Ji Hyun Lee, Weill Cornell Medicine
Donghee Han, Weill Cornell Medicine
Bríain Hartaigh, Weill Cornell Medicine
Heidi Gransar, Myongji University
Yao Lu, Weill Cornell Medicine
Asim Rizvi, Weill Cornell Medicine
Mahn Won Park, Weill Cornell Medicine
Hadi Mirhedayati Roudsari, Weill Cornell Medicine
Wijnand J. Stuijfzand, Weill Cornell Medicine
Daniel S. Berman, Cedars-Sinai Medical Center
Tracy Q. Callister, Tennessee Heart and Vascular Institute
Augustin DeLago, Capitol Cardiology Associates
Martin Hadamitzky, Deutsches Herzzentrum München
Joerg Hausleiter, Ludwig-Maximilians-Universität München
Mouaz H. Al-Mallah, King Saud bin Abdulaziz University for Health Sciences
Matthew J. Budoff, Harbor-UCLA Medical Center
Philipp A. Kaufmann, UniversitatsSpital Zurich
Gilbert Raff, William Beaumont Hospital
Kavitha Chinnaiyan, William Beaumont Hospital
Filippo Cademartiri, IRCCS Fondazione SDN
Erica Maffei
Todd C. Villines, Walter Reed National Military Medical Center
Yong Jin Kim, Seoul National University Hospital
Jonathon Leipsic, The University of British Columbia
Gudrun Feuchtner, Medizinische Universitat Innsbruck
Gianluca Pontone, Università degli Studi di Milano
Daniele Andreini, Università degli Studi di Milano
Hugo Marques, Hospital da Luz
Ronen Rubinshtein, Technion - Israel Institute of Technology
Stephan Achenbach, Friedrich-Alexander-Universität Erlangen-Nürnberg
Leslee J. Shaw, Emory University School of Medicine
Hyuk Jae Chang, Yonsei University College of Medicine
Jeroen Bax, Leiden University Medical Center - LUMC


© 2018 Wiley Periodicals, Inc.
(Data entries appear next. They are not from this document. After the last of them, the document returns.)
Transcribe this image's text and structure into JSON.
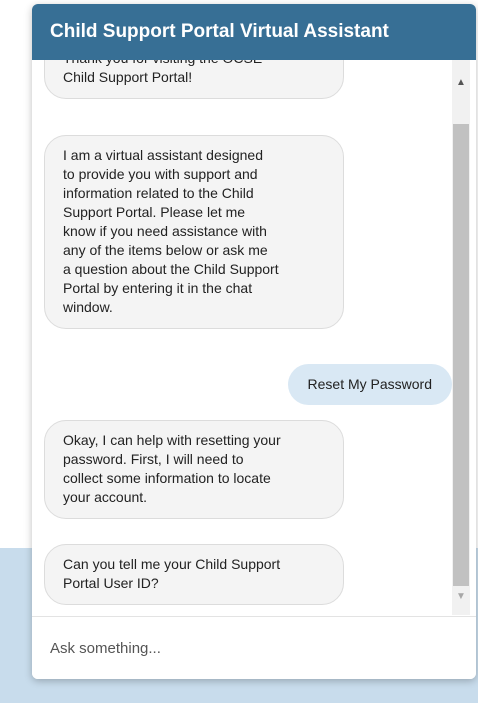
{
  "header": {
    "title": "Child Support Portal Virtual Assistant"
  },
  "messages": [
    {
      "sender": "bot",
      "text": "Thank you for visiting the OCSE\nChild Support Portal!"
    },
    {
      "sender": "bot",
      "text": "I am a virtual assistant designed\nto provide you with support and\ninformation related to the Child\nSupport Portal. Please let me\nknow if you need assistance with\nany of the items below or ask me\na question about the Child Support\nPortal by entering it in the chat\nwindow."
    },
    {
      "sender": "user",
      "text": "Reset My Password"
    },
    {
      "sender": "bot",
      "text": "Okay, I can help with resetting your\npassword. First, I will need to\ncollect some information to locate\nyour account."
    },
    {
      "sender": "bot",
      "text": "Can you tell me your Child Support\nPortal User ID?"
    }
  ],
  "input": {
    "placeholder": "Ask something..."
  },
  "scrollbar": {
    "up_icon": "triangle-up",
    "down_icon": "triangle-down"
  },
  "colors": {
    "header_bg": "#376f95",
    "bot_bubble_bg": "#f4f4f4",
    "user_bubble_bg": "#d9e8f4"
  }
}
Our objective was to assess the prognostic value of symptom typicality in patients without obstructive coronary artery disease (CAD), determined by coronary computed tomographic angiography (CCTA). We identified 4215 patients without prior history of CAD and without obstructive CAD (<50% CCTA stenosis). CAD severity was categorized as nonobstructive (1%–49%) and none (0%). Based upon the Diamond-Forrester criteria for angina pectoris, symptom typicality was classified as asymptomatic, nonanginal, atypical, and typical. Multivariable Cox proportional hazards models were used to assess the risk of major adverse cardiac events (MACE), comprising all-cause mortality, myocardial infarction, unstable angina, and late revascularization, according to symptom typicality. Mean patient age was 57.0 ±12.0 years (54.9% male). During a median follow-up of 5.3 years (interquartile range, 4.6–5.9 years), MACE were reported in 312 (7.4%) patients. Among patients with nonobstructive CAD, there was an association between symptom typicality and MACE (P for interaction = 0.05), driven by increased risk of MACE among those with typical angina and nonobstructive CAD (hazard ratio: 1.62, 95% confidence interval: 1.06–2.48, P = 0.03). No consistent relationship was found between symptom typicality and MACE among patients without any CAD (hazard ratio: 0.73, 95% confidence interval: 0.34–1.57, P = 0.08). In the CONFIRM registry, patients who presented with concomitant typical angina and nonobstructive CAD had a higher rate of MACE than did asymptomatic patients with nonobstructive CAD. However, the presence of typical angina did not appear to portend worse prognosis in patients with no CAD.